October 29,  2008

Public safety expansion
is on hold but not dead

Expansion of the county police force has been delayed for about eight months, but, according to officials, both the need and the plan to cope with it are still alive despite the withdrawal of ordinances that would have authorized implementation of the first phase of the five-year plan.

The plan to increase authorized strength of the force by 22 officers and seven civilians will most likely be incorporated into the Department of Public Safety's requested budget for the fiscal year that begins on July 1, 2009, police chief Rick Gregory said after a meeting of County Council's finance committee at which Councilman William Bell announced that he and Jea Street were withdrawing their proposed ordinances from consideration.

Although the decision to do so obviously had been made earlier, Bell's announcement came after acting chief financial officer Edward Milowicki and chief administrative officer Jeffrey Bullock set the stage by telling the committee that county government is in dire straits -- even worse than had been anticipated earlier in this fiscal year.

The committee -- which like all standing committees includes the entire Council --  voted to request from the administration a "comprehensive review of every program we run," including how each is financed in order to provide a context in advance of receiving the proposed budget for next fiscal year. With that in hand, "we can start realizing what we can afford," said Council president Paul Clark.

"It's not going to go away. ... As the economy declines, crime is going to increase," Street said referring to the proposed expansion of the police force and the complement which mans the 9-1-1 emergency call center.

Bell said the sponsors were withdrawing the ordinances because of the extent of declines in the national and local economies. "We know that the need is there, but we also realize that the timing of these two proposals is not right," he said. "It's very clear a lot of folks have begun to feel the pain of the global economy."

He did not refer to the county's fiscal situation as a reason, but said the decision was made after extensive consultation with County Executive Christopher Coons and members of his administration. "We agree with the decision," Bullock said.

Obviously disappointed by what some observers viewed as a surprise turn of events, Gregory said he was grateful for the opportunity to present the department's case to the public. While he indicated confidence that it will receive due consideration as Coons prepares his proposed fiscal 2010 budget for presentation to Council in March, he said that, meanwhile, that "there are other things we can do and do less of and do in a different way."

He added that the department's priorities are to reduce the amount of time it takes to respond to calls for service, to improve the proportion of crimes that are 'cleared' by arrests or otherwise and to provide officers additional time for proactive community policing and preventing crime.

Attenders at the committee meeting on Oct. 28 could sense a figurative sigh of relief among Council members after Bell's announcement.

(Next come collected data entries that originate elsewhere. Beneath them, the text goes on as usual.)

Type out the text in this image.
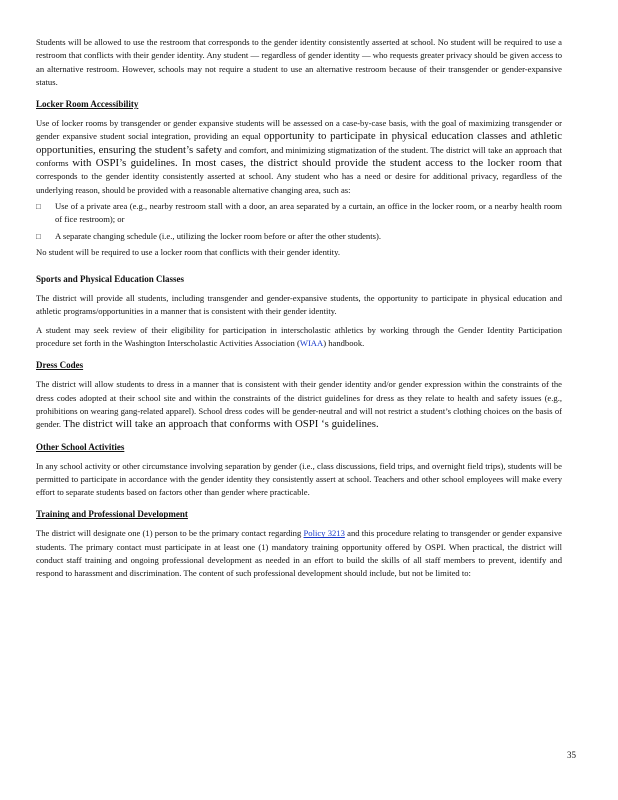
Students will be allowed to use the restroom that corresponds to the gender identity consistently asserted at school. No student will be required to use a restroom that conflicts with their gender identity. Any student — regardless of gender identity — who requests greater privacy should be given access to an alternative restroom. However, schools may not require a student to use an alternative restroom because of their transgender or gender-expansive status.

Locker Room Accessibility

Use of locker rooms by transgender or gender expansive students will be assessed on a case-by-case basis, with the goal of maximizing transgender or gender expansive student social integration, providing an equal opportunity to participate in physical education classes and athletic opportunities, ensuring the student’s safety and comfort, and minimizing stigmatization of the student. The district will take an approach that conforms with OSPI’s guidelines. In most cases, the district should provide the student access to the locker room that corresponds to the gender identity consistently asserted at school. Any student who has a need or desire for additional privacy, regardless of the underlying reason, should be provided with a reasonable alternative changing area, such as:

□ Use of a private area (e.g., nearby restroom stall with a door, an area separated by a curtain, an office in the locker room, or a nearby health room of fice restroom); or
□ A separate changing schedule (i.e., utilizing the locker room before or after the other students).

No student will be required to use a locker room that conflicts with their gender identity.

Sports and Physical Education Classes

The district will provide all students, including transgender and gender-expansive students, the opportunity to participate in physical education and athletic programs/opportunities in a manner that is consistent with their gender identity.

A student may seek review of their eligibility for participation in interscholastic athletics by working through the Gender Identity Participation procedure set forth in the Washington Interscholastic Activities Association (WIAA) handbook.

Dress Codes

The district will allow students to dress in a manner that is consistent with their gender identity and/or gender expression within the constraints of the dress codes adopted at their school site and within the constraints of the district guidelines for dress as they relate to health and safety issues (e.g., prohibitions on wearing gang-related apparel). School dress codes will be gender-neutral and will not restrict a student’s clothing choices on the basis of gender. The district will take an approach that conforms with OSPI ‘s guidelines.

Other School Activities

In any school activity or other circumstance involving separation by gender (i.e., class discussions, field trips, and overnight field trips), students will be permitted to participate in accordance with the gender identity they consistently assert at school. Teachers and other school employees will make every effort to separate students based on factors other than gender where practicable.

Training and Professional Development

The district will designate one (1) person to be the primary contact regarding Policy 3213 and this procedure relating to transgender or gender expansive students. The primary contact must participate in at least one (1) mandatory training opportunity offered by OSPI. When practical, the district will conduct staff training and ongoing professional development as needed in an effort to build the skills of all staff members to prevent, identify and respond to harassment and discrimination. The content of such professional development should include, but not be limited to:

35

While it was initially thought they would be hard put to vote against the expansion plan, adverse public reaction to the prospect of a 4% to 5% tax increase next year to finance it created a dilemma.

"People don't want to have their taxes raised until it hits them personally," Clark said.

Street said that will happen when someone makes a 9-1-1 call "and, instead of getting a police officer they get a case number."

Stephanie McClellan said, however, that her sense of feeling at a public meeting she had sponsored was that most people there supported both the plan and the tax increase. "We're going to have to do this sooner or later. I hope the plan comes back in the budget cycle [and] I think people will support it," she said.

Penrose Hollins said the problem with the proposal was that it was put forth -- as are some other proposals -- as individual items out of context with the overall budget.

Bullock and Milowicki told the committee that county government 'lost' $11.2 million through revenue declines during the first three months of this fiscal year. That, both of them said, effectively wiped out the gains provided by successive increases in the property-tax rate enacted in 2006 and 2007. There was no rate increase enacted this year.

Even lower than expected proceeds from the real estate transfer tax accounted for $8.9 million of the 'loss' and less activity in the recorder of deeds office added another $1 million.

While current spending is down slightly from what was budgeted, it is now projected that county government will spend $21.9 million more than it takes in this fiscal year. That expected shortfall is $9.5 million greater than originally anticipated.

And, Milowicki said, "that could get worse as we go along."

As a result of the deficit, budget reserves are now expected to drop from $64.1 million at the start of the fiscal year to an estimated $37.2 million on next June 30.

With reserves "decreasing at an accelerating rate," it is necessary to reduce the level of services without waiting for the next budget, Bullock said.

Clark said he "can see nowhere to cut more out of the budget" and that any expectation of the state General Assembly coming to the aid of the county is "a hopeless cause."

 Absent a major tax increase, "next year at this time we'll be looking at layoffs and some significant reduction of services," Bullock said. "We'll have to cut things that matter."

He was not specific about how large a tax increase will be considered necessary, but did say that just making up the revenue loss so far this year would translate into something like a 13% increase.

"This is a very serious situation," Bullock said.